Pembahasan sekarang beralih ke simulasi dampak bencana alam dan perubahan iklim di negara-negara berkembang yang rawan bencana untuk membandingkan hasil ekonomi makro dan kesejahteraan mereka dengan rekan-rekan mereka yang tidak rawan bencana. Pertama-tama menjelaskan respons dinamis dari variabel ekonomi makro terpilih terhadap guncangan bencana alam satu kali. Kemudian, kami melihat efek jangka panjang dari guncangan bencana alam stokastik, yang terjadi menurut frekuensi dan besaran yang telah dikalibrasi.

Kesimpulan

Penelusuran ini menilai bahwa efek ekonomi makro dan kesejahteraan jangka panjang dari guncangan cuaca terkait perubahan iklim di negara-negara rawan bencana. Kami menemukan bahwa bencana alam sangat membebani jalur pertumbuhan dan pembangunan ekonomi kecil dan berpenghasilan rendah dibandingkan dengan ekonomi berkembang sejenis dan sangat berdampak pada kesejahteraan mereka.

Hasil menunjukkan bahwa hanya karena tunduk pada alam yang lebih sering dan kuat bencana, negara-negara rawan bencana tumbuh rata-rata 1 persen lebih sedikit per tahun dibandingkan negaranegara lain yang tidak rawan bencana, sehingga mengalami proses divergensi. Rata-rata, negara-negara rawan bencana memiliki utang publik 1,54 poin persentase dari PDB lebih tinggi daripada yang tidak rawan bencana negara, sehingga menimbulkan risiko terhadap keberlanjutan keuangan publik mereka.

Selain itu, negara-negara rawan bencana menderita kerugian kesejahteraan yang cukup besar, dengan penurunan konsumsi permanen sebesar 1,6 persen dibandingkan dengan negara-negara yang tidak rawan bencana. Sejauh perubahan iklim terus meningkatkan besaran dan frekuensi bencana alam, hasil ekonomi makro dan kesejahteraan yang negatif tersebut dapat menjadi semakin buruk. Memang, kami menemukan bahwa perubahan iklim dapat membuat kesenjangan dalam pertumbuhan PDB tiga kali lebih besar, sementara utang publik dan kerugian kesejahteraan dapat meningkat masing-masing dengan faktor sembilan dan tujuh.

Negara rawan bencana yang berinvestasi dalam infrastruktur publik yang tahan terhadap bencana alam dapat meningkatkan kesejahteraan mereka asalkan donor internasional berkontribusi, setidaknya sebagian, untuk membiayai biayanya yang lebih tinggi dibandingkan dengan infrastruktur standar. Oleh karena itu, temuan kebijakan utama kami adalah bahwa bantuan internasional dapat meningkatkan kesejahteraan di negara-negara rawan bencana, tetapi akan lebih efektif jika mendanai investasi ex-ante dalam infrastruktur publik yang tangguh daripada hanya bertambah setelah bencana alam. Memang, untuk menghilangkan kerugian kesejahteraan akibat bencana alam melalui hibah yang membiayai biaya tambahan infrastruktur yang tangguh, donor harus mengucurkan kurang dari setengah jumlah yang dibutuhkan untuk membiayai intervensi pascabenca​(Cantelmo et al., 2019b)​

Referensi

​​Cantelmo, A., Melina, G., & Papageorgiou, C. (2019a). Macroeconomic Outcomes in Disaster-Prone Countries. IMF Working Papers, 19(217). https://doi.org/10.5089/9781513515380.001

​Cantelmo, A., Melina, G., & Papageorgiou, C. (2019b). Macroeconomic Outcomes in Disaster-Prone Countries.
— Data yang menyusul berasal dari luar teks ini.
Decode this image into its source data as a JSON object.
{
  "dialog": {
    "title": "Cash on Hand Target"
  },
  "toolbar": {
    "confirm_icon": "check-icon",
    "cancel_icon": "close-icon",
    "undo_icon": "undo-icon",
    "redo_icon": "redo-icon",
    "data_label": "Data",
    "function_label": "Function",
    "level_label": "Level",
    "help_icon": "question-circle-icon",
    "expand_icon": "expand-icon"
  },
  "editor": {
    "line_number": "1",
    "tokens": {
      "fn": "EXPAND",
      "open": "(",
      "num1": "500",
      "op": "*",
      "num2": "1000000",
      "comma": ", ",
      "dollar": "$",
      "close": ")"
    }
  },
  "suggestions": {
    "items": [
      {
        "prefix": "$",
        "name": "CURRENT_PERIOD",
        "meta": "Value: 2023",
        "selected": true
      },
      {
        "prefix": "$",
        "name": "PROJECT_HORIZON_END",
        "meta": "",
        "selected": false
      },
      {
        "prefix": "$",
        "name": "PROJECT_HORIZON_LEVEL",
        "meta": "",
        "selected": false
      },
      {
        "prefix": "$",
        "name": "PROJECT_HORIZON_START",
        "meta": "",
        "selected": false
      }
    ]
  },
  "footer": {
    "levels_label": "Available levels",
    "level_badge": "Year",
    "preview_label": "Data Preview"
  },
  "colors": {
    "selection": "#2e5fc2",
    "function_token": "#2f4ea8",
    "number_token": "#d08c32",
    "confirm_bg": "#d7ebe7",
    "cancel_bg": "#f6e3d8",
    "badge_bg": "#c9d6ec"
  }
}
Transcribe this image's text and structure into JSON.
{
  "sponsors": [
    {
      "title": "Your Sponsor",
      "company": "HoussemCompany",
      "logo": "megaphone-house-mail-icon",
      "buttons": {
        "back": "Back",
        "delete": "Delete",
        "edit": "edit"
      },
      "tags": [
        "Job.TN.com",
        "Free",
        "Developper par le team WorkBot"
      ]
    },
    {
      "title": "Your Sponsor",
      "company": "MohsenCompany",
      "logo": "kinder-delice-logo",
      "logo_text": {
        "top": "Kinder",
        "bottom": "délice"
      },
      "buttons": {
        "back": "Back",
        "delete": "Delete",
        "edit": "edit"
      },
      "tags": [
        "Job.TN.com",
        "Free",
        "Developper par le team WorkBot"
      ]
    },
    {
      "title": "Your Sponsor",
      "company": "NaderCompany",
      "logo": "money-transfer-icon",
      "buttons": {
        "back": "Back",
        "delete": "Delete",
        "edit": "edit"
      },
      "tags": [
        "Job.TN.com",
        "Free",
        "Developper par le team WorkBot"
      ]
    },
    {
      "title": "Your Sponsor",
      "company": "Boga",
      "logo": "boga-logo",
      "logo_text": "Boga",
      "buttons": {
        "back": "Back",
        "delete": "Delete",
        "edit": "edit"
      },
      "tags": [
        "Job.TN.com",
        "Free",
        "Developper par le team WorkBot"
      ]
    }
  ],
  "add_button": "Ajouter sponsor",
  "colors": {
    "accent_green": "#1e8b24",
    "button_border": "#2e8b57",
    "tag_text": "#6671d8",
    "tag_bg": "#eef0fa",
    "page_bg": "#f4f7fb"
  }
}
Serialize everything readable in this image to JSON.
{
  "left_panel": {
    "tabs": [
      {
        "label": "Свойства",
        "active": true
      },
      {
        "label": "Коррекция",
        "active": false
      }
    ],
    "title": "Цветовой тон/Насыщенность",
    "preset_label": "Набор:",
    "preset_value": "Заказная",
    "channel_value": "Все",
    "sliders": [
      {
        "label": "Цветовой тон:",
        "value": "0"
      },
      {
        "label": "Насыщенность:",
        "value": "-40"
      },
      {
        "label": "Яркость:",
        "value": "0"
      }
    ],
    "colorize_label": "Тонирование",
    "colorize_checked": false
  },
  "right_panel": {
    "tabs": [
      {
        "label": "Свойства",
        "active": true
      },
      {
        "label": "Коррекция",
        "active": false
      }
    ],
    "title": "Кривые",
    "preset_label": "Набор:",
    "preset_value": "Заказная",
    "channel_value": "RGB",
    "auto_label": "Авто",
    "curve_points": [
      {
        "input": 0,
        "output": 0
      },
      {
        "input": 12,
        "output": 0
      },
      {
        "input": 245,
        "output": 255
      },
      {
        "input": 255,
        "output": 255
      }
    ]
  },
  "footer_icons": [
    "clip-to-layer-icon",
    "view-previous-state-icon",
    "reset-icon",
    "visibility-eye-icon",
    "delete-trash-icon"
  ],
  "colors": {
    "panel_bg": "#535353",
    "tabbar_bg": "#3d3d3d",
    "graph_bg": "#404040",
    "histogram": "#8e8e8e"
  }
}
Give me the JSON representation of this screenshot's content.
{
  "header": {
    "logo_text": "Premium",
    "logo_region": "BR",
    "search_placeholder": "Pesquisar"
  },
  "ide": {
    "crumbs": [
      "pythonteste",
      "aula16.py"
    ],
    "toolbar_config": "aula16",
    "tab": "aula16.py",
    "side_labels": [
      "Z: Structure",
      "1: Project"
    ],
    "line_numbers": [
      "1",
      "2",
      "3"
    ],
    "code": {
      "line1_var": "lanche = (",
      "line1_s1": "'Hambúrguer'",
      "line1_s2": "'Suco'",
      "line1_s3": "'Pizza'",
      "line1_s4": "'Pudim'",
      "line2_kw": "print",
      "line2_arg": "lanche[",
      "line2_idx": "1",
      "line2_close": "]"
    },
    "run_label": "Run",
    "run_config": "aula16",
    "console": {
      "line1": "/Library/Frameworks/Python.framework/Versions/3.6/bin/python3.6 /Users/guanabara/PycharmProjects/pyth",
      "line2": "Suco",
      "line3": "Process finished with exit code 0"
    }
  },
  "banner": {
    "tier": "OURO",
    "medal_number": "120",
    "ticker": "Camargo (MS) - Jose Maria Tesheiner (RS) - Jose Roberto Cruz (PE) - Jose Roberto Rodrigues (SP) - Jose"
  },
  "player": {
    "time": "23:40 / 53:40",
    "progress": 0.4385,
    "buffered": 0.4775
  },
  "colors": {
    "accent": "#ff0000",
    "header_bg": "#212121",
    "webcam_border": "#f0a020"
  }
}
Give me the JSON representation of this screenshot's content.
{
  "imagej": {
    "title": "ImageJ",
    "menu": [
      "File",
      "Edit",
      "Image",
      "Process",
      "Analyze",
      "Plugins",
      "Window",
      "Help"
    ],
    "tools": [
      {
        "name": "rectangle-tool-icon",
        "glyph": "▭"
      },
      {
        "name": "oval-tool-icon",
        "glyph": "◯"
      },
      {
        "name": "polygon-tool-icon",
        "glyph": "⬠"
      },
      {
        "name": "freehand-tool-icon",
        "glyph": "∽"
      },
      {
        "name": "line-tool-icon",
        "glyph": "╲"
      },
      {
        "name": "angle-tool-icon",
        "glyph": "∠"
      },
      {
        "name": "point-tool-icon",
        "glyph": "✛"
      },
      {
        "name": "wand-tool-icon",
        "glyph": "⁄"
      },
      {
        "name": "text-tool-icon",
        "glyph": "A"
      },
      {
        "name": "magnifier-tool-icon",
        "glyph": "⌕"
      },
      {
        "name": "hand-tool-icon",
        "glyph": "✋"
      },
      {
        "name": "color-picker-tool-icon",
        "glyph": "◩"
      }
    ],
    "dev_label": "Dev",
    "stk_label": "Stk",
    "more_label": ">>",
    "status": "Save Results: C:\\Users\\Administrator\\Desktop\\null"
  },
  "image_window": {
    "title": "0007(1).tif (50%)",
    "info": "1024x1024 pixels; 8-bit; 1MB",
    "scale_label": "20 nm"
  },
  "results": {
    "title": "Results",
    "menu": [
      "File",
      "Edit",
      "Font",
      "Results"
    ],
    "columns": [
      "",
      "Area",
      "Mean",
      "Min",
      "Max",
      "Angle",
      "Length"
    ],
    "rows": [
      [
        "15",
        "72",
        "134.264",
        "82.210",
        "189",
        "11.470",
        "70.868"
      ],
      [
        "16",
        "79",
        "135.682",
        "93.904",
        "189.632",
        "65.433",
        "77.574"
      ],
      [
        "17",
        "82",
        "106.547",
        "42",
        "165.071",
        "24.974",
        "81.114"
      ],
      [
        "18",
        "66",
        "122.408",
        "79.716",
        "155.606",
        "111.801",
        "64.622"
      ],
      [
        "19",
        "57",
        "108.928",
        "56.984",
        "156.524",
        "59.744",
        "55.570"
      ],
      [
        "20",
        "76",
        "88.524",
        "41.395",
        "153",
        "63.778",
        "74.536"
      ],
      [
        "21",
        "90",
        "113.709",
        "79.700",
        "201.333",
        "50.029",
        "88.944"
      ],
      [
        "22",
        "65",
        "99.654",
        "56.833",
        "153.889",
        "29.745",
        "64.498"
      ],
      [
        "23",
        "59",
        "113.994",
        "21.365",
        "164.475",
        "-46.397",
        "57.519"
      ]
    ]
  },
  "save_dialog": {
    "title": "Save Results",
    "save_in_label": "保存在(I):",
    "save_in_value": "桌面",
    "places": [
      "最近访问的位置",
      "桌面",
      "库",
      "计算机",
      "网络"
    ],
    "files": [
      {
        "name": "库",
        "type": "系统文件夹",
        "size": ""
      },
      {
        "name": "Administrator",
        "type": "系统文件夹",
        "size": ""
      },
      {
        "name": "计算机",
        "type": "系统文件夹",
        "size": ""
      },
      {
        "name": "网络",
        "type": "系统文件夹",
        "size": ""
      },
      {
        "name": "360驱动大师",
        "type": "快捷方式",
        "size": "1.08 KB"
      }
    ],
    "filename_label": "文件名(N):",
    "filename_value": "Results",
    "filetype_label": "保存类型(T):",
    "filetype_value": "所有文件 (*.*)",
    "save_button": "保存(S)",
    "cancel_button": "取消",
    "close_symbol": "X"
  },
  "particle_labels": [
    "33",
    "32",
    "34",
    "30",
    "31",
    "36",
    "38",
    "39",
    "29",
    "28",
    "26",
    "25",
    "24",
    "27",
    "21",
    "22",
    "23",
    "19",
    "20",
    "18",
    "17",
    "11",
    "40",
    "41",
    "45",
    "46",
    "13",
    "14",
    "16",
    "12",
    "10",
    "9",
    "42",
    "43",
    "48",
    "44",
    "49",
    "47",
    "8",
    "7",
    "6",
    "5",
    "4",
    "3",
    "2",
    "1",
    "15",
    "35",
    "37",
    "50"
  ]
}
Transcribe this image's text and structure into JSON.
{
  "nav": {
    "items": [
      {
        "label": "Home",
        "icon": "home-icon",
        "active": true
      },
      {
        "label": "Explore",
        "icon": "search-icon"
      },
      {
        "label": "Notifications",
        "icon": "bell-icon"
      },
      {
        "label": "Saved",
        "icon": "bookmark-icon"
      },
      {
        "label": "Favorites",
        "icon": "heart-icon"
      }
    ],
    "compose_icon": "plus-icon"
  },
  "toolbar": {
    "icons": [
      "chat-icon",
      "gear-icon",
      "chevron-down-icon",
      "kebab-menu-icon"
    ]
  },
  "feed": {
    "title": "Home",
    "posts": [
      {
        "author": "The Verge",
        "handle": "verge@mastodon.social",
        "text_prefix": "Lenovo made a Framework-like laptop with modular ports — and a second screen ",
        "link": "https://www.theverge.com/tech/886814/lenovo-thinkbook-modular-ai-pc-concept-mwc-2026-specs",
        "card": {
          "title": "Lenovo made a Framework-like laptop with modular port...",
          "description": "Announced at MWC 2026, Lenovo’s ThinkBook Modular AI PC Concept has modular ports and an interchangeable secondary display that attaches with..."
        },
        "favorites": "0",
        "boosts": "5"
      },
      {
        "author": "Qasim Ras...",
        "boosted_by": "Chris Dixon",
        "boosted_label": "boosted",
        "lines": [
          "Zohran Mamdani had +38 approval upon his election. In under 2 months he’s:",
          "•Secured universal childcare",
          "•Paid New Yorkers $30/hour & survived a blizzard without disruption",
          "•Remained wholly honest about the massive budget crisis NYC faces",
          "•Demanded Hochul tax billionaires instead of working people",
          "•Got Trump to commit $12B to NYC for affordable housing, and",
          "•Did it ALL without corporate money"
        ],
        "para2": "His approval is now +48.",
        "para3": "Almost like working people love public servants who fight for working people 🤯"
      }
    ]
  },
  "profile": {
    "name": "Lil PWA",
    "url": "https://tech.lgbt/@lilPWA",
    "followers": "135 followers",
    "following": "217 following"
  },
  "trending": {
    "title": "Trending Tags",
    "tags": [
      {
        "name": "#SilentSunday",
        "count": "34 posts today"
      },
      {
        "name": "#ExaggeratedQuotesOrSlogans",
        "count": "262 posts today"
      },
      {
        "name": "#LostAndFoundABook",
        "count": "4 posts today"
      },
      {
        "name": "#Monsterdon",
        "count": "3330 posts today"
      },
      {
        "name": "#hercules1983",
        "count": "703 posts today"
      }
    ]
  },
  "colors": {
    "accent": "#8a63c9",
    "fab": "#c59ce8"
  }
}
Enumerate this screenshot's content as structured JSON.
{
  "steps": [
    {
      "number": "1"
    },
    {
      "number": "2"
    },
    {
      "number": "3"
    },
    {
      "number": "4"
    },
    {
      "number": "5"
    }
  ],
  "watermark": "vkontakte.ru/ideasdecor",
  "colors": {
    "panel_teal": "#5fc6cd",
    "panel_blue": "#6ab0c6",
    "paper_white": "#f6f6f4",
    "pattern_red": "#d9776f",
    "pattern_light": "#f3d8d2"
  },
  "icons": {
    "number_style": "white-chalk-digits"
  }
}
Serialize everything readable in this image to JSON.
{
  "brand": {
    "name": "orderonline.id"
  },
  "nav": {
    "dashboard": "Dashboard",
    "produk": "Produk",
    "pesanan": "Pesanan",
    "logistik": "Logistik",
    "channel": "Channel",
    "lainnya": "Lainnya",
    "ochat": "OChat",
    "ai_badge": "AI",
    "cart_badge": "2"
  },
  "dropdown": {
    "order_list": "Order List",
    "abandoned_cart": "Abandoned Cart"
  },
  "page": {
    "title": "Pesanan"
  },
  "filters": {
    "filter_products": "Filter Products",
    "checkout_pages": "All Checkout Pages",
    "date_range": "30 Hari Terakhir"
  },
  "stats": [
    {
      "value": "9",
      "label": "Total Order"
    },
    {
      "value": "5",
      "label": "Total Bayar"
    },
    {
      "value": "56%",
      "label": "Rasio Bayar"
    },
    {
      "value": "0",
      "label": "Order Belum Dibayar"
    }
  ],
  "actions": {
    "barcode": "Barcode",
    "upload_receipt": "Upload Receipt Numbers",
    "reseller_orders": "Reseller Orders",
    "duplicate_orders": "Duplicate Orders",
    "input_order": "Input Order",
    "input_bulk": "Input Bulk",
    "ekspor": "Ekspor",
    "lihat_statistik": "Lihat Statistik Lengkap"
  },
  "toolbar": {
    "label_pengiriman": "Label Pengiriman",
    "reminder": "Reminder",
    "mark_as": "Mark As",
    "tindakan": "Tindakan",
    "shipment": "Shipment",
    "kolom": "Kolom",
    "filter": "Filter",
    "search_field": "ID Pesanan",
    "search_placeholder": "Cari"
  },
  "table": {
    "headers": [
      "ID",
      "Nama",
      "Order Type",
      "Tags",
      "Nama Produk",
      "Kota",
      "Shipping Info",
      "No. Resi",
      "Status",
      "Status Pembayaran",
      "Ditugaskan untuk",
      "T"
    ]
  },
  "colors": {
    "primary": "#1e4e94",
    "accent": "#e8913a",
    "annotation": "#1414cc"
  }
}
IMF Working Papers, 19(217). https://doi.org/10.5089/9781513515380.001

​Hafemeister, D. (2014). Climate Change. Physics of Societal Issues, February 2015, 277–329. https://doi.org/10.1007/978-1-4614-9272-6_8

​Nordhaus, W. D. (2018). William D. Nordhaus – Prize Lecture: Climate change: The Ultimate Challenge for Economics. 439–466.